What this documents is that, even 20 years later, the health issues associated with the 9/11 attacks continues to evolve and grow. 

It took almost five years for the first 9/11 health related bill to be introduced into Congress and then another five years for the first 9/11 health screening bill, the James Zadroga 9/11 Health and Compensation Act to be passed into law. Since then, 9/11 responders and advocates have had to return to Capitol Hill again in 2015 to push Congress to address funding and eligibility issues and then again in 2019 to push for better funding of both the health screening and victims compensation fund, most notable on the emotional testimony of celebrity Jon 
Stewart
.

Once again, 9/11 responders have to return to Capitol Hill to ensure that the program stays solvent and people that should be able to access the program can. Why do 9/11 responders have to return to Capitol Hill so much?
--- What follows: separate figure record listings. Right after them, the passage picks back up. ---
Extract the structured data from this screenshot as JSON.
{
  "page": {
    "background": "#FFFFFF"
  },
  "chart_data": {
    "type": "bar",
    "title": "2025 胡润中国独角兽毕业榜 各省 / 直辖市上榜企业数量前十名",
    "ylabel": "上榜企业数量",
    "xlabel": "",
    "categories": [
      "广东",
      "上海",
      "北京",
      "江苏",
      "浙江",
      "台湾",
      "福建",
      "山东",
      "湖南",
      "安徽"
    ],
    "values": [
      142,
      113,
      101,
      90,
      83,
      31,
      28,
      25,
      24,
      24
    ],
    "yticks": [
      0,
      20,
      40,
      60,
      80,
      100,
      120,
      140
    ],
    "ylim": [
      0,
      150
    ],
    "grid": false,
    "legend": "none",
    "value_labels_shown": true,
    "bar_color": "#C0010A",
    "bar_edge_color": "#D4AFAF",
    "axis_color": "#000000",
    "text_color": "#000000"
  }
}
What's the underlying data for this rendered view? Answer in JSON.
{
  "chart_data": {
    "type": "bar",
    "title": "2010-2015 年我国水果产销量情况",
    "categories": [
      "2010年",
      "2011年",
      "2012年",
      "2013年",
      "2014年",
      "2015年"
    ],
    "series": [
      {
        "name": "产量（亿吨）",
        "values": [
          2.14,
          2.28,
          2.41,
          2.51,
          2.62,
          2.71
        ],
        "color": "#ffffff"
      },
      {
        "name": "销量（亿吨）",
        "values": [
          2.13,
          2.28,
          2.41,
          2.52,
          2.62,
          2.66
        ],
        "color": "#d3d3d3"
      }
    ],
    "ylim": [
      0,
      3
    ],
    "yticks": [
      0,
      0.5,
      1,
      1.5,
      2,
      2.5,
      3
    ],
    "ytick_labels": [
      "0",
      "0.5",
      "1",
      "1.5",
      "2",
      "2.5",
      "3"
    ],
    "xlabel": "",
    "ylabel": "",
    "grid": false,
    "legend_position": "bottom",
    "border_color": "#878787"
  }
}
Perhaps it’s because some in Congress apparently still amazingly, question the veracity of the attacks and others don’t think it’s important anymore.

Jamie Atkinson was a 19-year-old volunteer with Sayville Ambulance when he spent weeks working cleanup detail at Ground Zero. These last five years he has had to battle a rare stage 4 cancer among other 9/11 related health issues. Jamie’s cancer was linked to his 9/11 exposure yet it took approximately 15 years before it showed up in his body reinforcing that the attacks of 9/11 haven’t stop taking lives, it’s just doing it one life at a time.

Donald Mihalek is executive vice president of the Federal Law Enforcement Officers Association Foundation.